In light of the patient's evolving condition, the interdisciplinary team decides to perform a comprehensive reassessment of the patient's hemodynamic and renal status, focusing on new diagnostic results to guide further management. Laboratory tests are repeated, revealing a further increase in serum creatinine to 2.2 mg/dL and BUN rising to 42 mg/dL, confirming ongoing renal impairment. Concurrently, arterial blood gas analysis shows a pH of 7.31, PaCO2 of 48 mmHg, and HCO3 of 22 mEq/L, indicating a mixed respiratory and metabolic acidosis. The patient's lactate level is also elevated at 3.5 mmol/L, suggesting hypoperfusion and potential tissue hypoxia.

These findings prompt the team to adjust the treatment strategy. Given the evidence of intravascular volume depletion from the bedside ultrasound, a decision is made to cautiously administer a bolus of isotonic saline while closely monitoring for any signs of fluid overload that could exacerbate pulmonary edema. At the same time, low-dose norepinephrine is initiated to support the mean arterial pressure, aiming to improve renal perfusion without compromising respiratory function. The patient's vital signs are monitored meticulously, with blood pressure stabilizing at 90/60 mmHg and heart rate at 110 bpm, reflecting a more favorable hemodynamic profile.

As the team implements these interventions, the patient's response is closely observed. Within the next few hours, urine output shows a slight improvement, increasing to 0.6 mL/kg/hr, and there is a modest improvement in the patient's acid-base balance, with a pH rising to 7.35. However, the patient's respiratory status remains tenuous, with continued reliance on mechanical ventilation and high levels of sedation. These developments highlight the delicate balance required in managing ARDS with concurrent renal dysfunction, emphasizing the need for ongoing multidisciplinary collaboration and vigilant reassessment to adapt the treatment plan as the patient's condition evolves.

Section 5

As the day progresses, the interdisciplinary team continues to monitor the patient closely, given the known risks associated with ARDS and the recent interventions. Despite initial improvements in hemodynamic stability and acid-base balance, the patient's condition takes a concerning turn. The respiratory therapist notes increased resistance in the ventilator, suggesting possible worsening lung compliance. A repeat chest X-ray reveals new bilateral infiltrates, indicative of progressing pulmonary edema. This prompts a reassessment of the patient's fluid status and ventilatory settings.

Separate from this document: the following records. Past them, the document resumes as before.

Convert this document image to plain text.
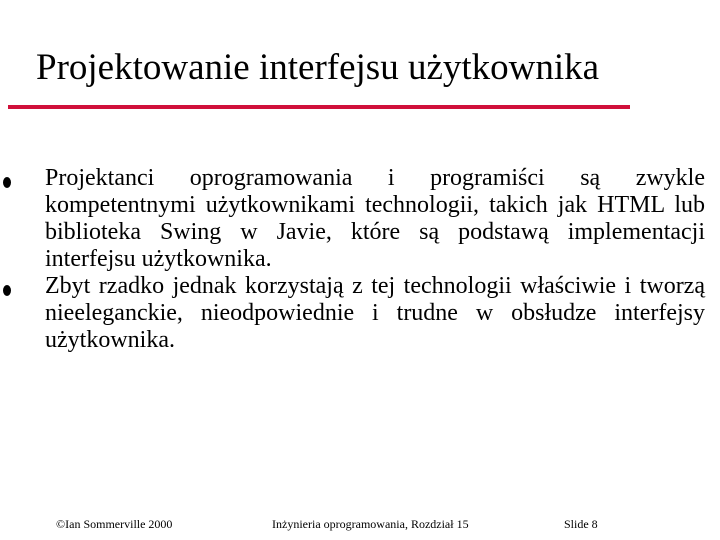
Projektowanie interfejsu użytkownika
Projektanci oprogramowania i programiści są zwykle kompetentnymi użytkownikami technologii, takich jak HTML lub biblioteka Swing w Javie, które są podstawą implementacji interfejsu użytkownika.
Zbyt rzadko jednak korzystają z tej technologii właściwie i tworzą nieeleganckie, nieodpowiednie i trudne w obsłudze interfejsy użytkownika.
©Ian Sommerville 2000	Inżynieria oprogramowania, Rozdział 15	Slide 8
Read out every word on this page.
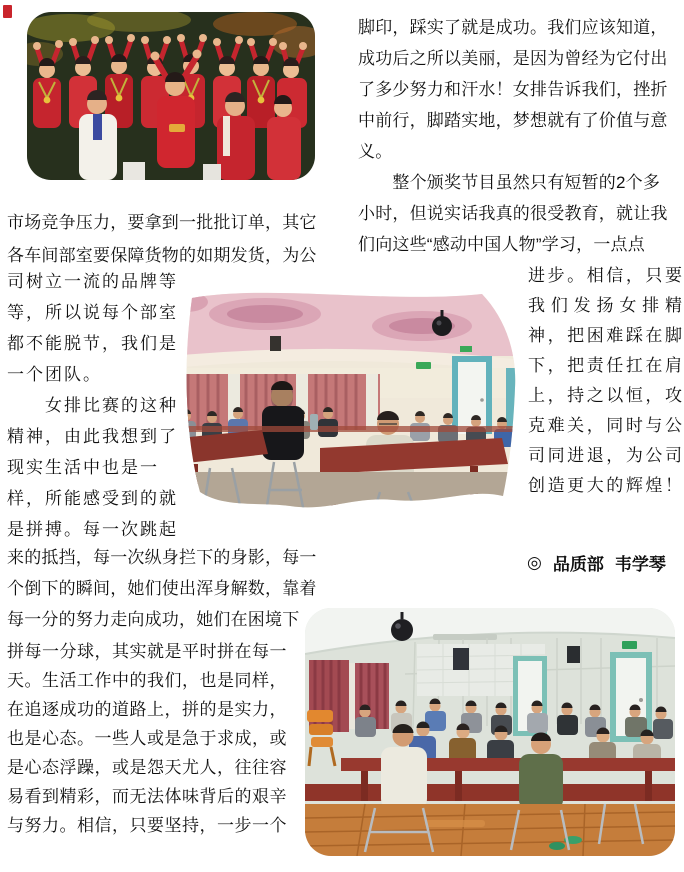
市场竞争压力，要拿到一批批订单，其它
各车间部室要保障货物的如期发货，为公
司树立一流的品牌等
等，所以说每个部室
都不能脱节，我们是
一个团队。
　　女排比赛的这种
精神，由此我想到了
现实生活中也是一
样，所能感受到的就
是拼搏。每一次跳起
来的抵挡，每一次纵身拦下的身影，每一
个倒下的瞬间，她们使出浑身解数，靠着
每一分的努力走向成功，她们在困境下
拼每一分球，其实就是平时拼在每一
天。生活工作中的我们，也是同样，
在追逐成功的道路上，拼的是实力，
也是心态。一些人或是急于求成，或
是心态浮躁，或是怨天尤人，往往容
易看到精彩，而无法体味背后的艰辛
与努力。相信，只要坚持，一步一个
脚印，踩实了就是成功。我们应该知道，
成功后之所以美丽，是因为曾经为它付出
了多少努力和汗水！女排告诉我们，挫折
中前行，脚踏实地，梦想就有了价值与意
义。
　　整个颁奖节目虽然只有短暂的2个多
小时，但说实话我真的很受教育，就让我
们向这些“感动中国人物”学习，一点点
进步。相信，只要
我们发扬女排精
神，把困难踩在脚
下，把责任扛在肩
上，持之以恒，攻
克难关，同时与公
司同进退，为公司
创造更大的辉煌！
◎ 品质部 韦学琴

In light of these changes, the team re-evaluates the fluid management strategy. The decision is made to reduce the rate of isotonic saline infusion and increase the diuretic therapy to mitigate fluid overload. Concurrently, adjustments are made to the ventilator settings to optimize oxygenation without causing barotrauma, transitioning to a high-frequency oscillatory ventilation mode. These modifications aim to alleviate the mechanical burden on the lungs while continuing to support adequate gas exchange.

Meanwhile, laboratory results return showing a further rise in creatinine to 2.5 mg/dL, compounded by a drop in urine output to 0.4 mL/kg/hr, indicating worsening renal function. This compels the nephrology team to consider renal replacement therapy options, weighing the risks and benefits given the patient's fragile state. As these developments unfold, the team remains vigilant, understanding that the patient's path is precarious and requires continuous reassessment and adaptive management to navigate the challenges of ARDS amid evolving complications.